OBJECTIVE: Elevated rates of gluconeogenesis are an early pathogenic feature of youth-onset type 2 diabetes (Y-T2D), but targeted first-line therapies are suboptimal, especially in African American (AA) youth. We evaluated glucose-lowering mechanisms of metformin and liraglutide by measuring rates of gluconeogenesis and β-cell function after therapy in AA Y-T2D.

METHODS: In this parallel randomized clinical trial, 22 youth with Y-T2D: age 15.3±2.1y (mean±SD), 68% female, BMI 40.1±7.9kg/m2, duration of diagnosis 1.8±1.3y were randomized to metformin alone (Met) or metformin+liraglutide (Met+Lira) and evaluated before and after 12 weeks. Stable isotope tracers were used to measure gluconeogenesis [2H2O] and glucose production [6,6-2H2]glucose after an overnight fast and during a continuous meal. β-cell function (sigma) and whole-body insulin sensitivity (mSI) were assessed during a frequently sampled 2h-OGTT.

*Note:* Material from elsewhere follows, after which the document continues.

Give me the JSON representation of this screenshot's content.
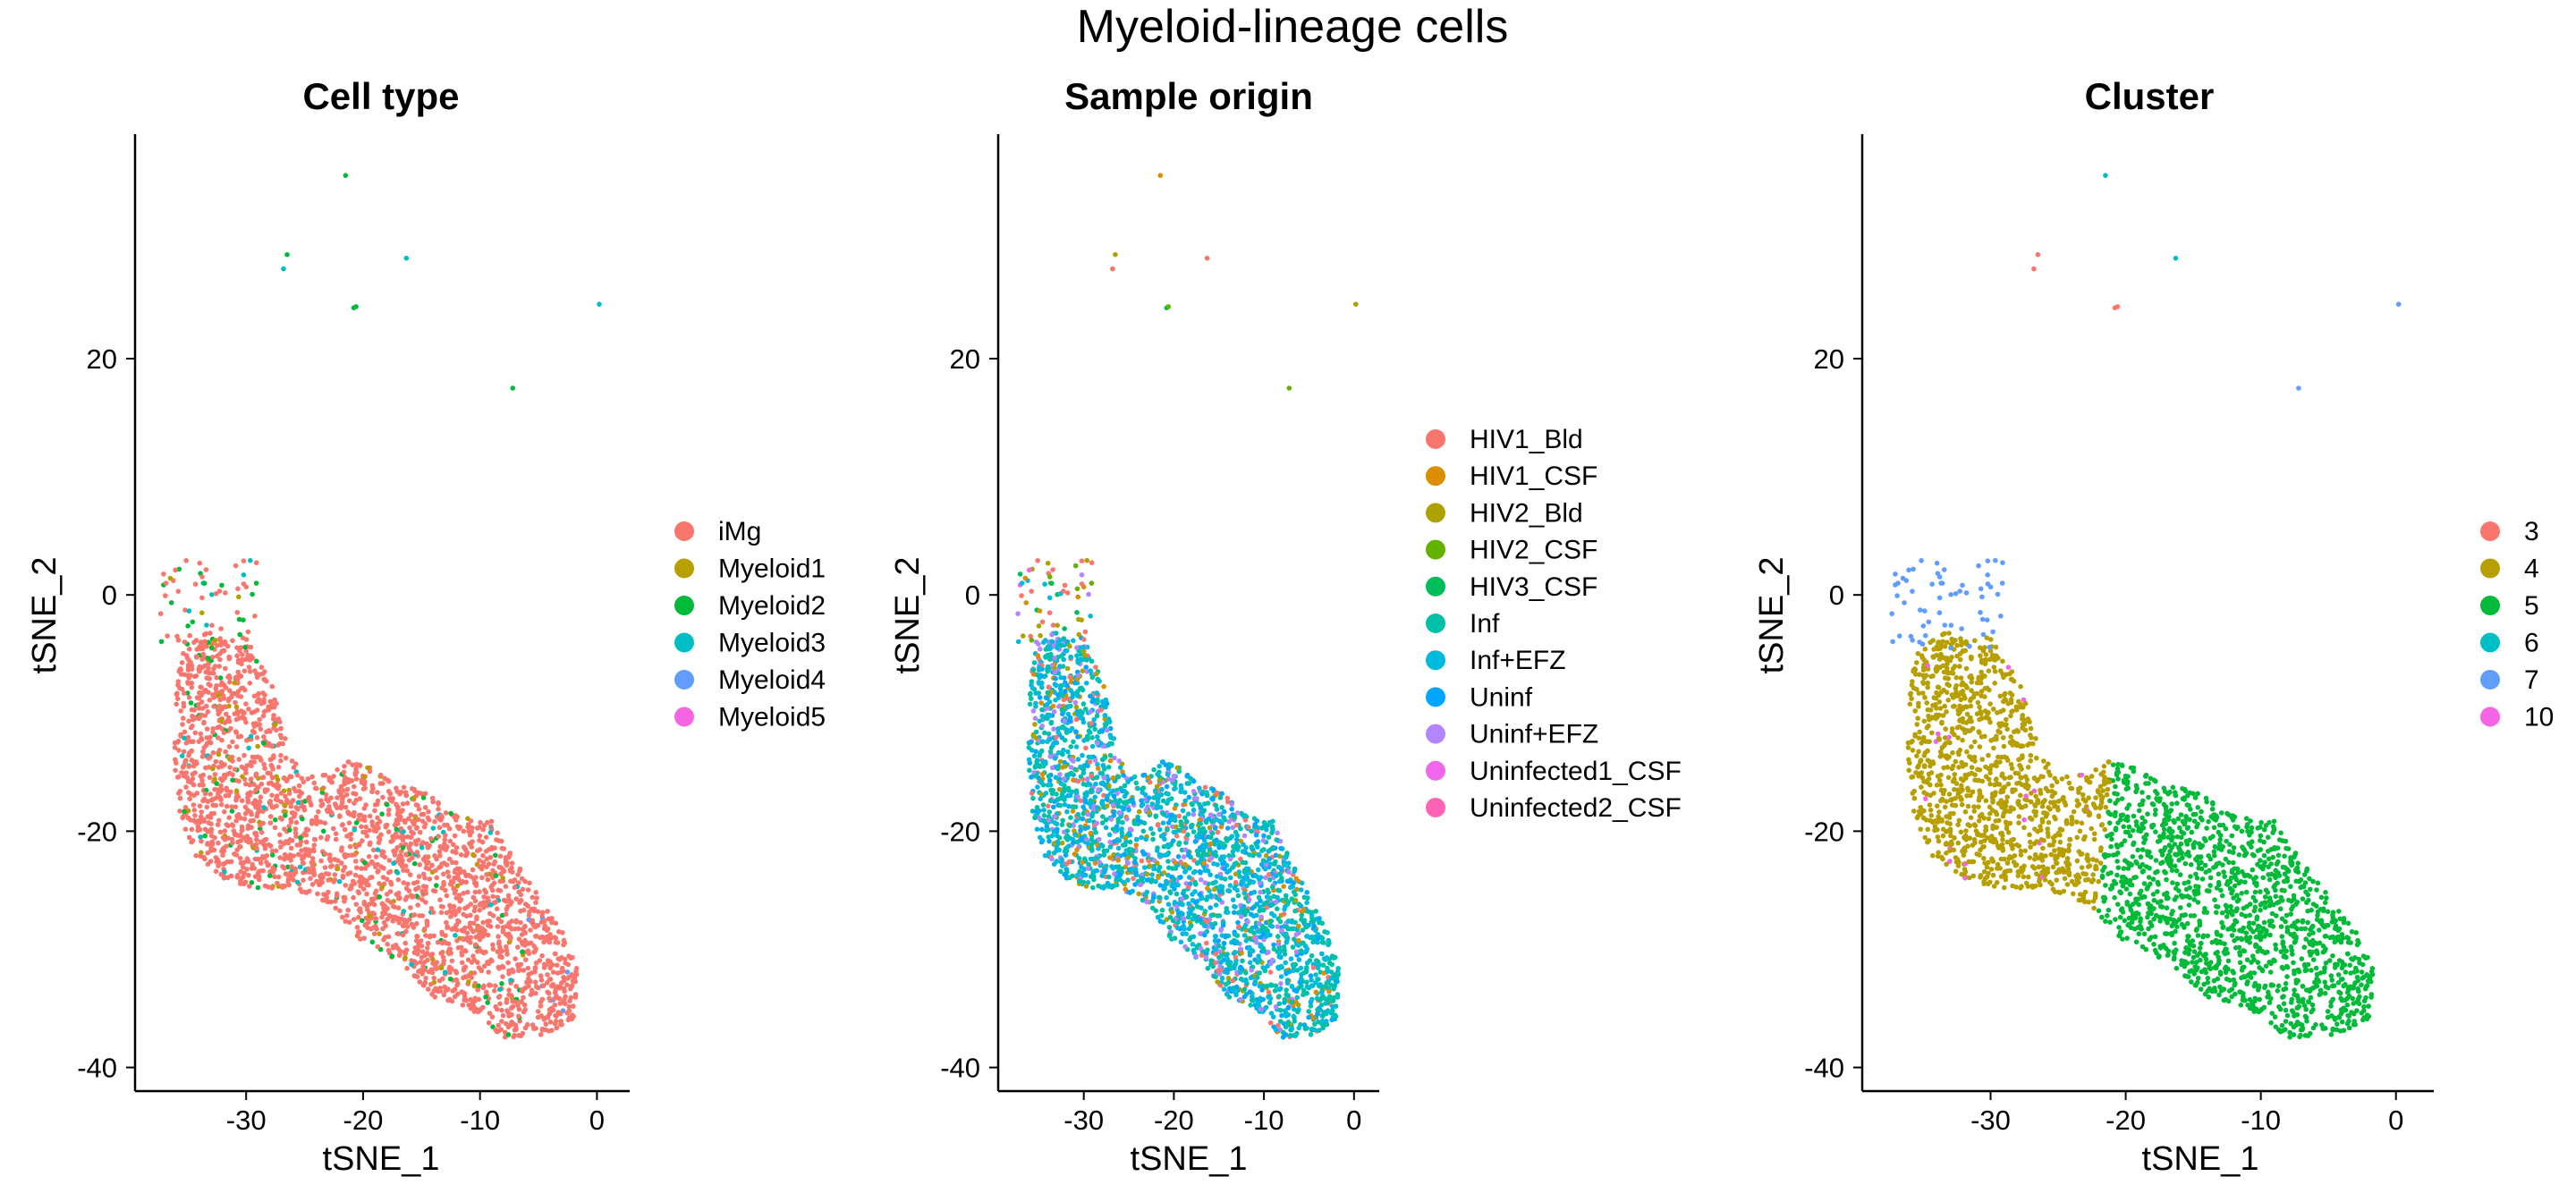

RESULTS: At baseline, gluconeogenesis, glucose production, and fasting and 2h glucose were comparable in both groups, though Met+Lira had higher HbA1c. Met+Lira had a greater decrease from baseline in fasting glucose (-2.0±1.3 vs. -0.6±0.9 mmol/L, P=0.008) and a greater increase in sigma (0.72±0.68 vs. -0.05±0.71, P=0.03). The change in fractional gluconeogenesis was similar between groups (Met+Lira: -0.36±9.4 vs. Met: 0.04±12.3%, P=0.9) and there were no changes in prandial gluconeogenesis or mSI. Increased glucose clearance in both groups was related to sigma (r=0.63, P=0.003) but not gluconeogenesis or mSI.

CONCLUSIONS: Among Y-T2D, metformin with or without liraglutide improved glycemia but did not suppress high rates of gluconeogenesis. Novel therapies that will enhance β-cell function and target the elevated rates of gluconeogenesis in Y-T2D are needed.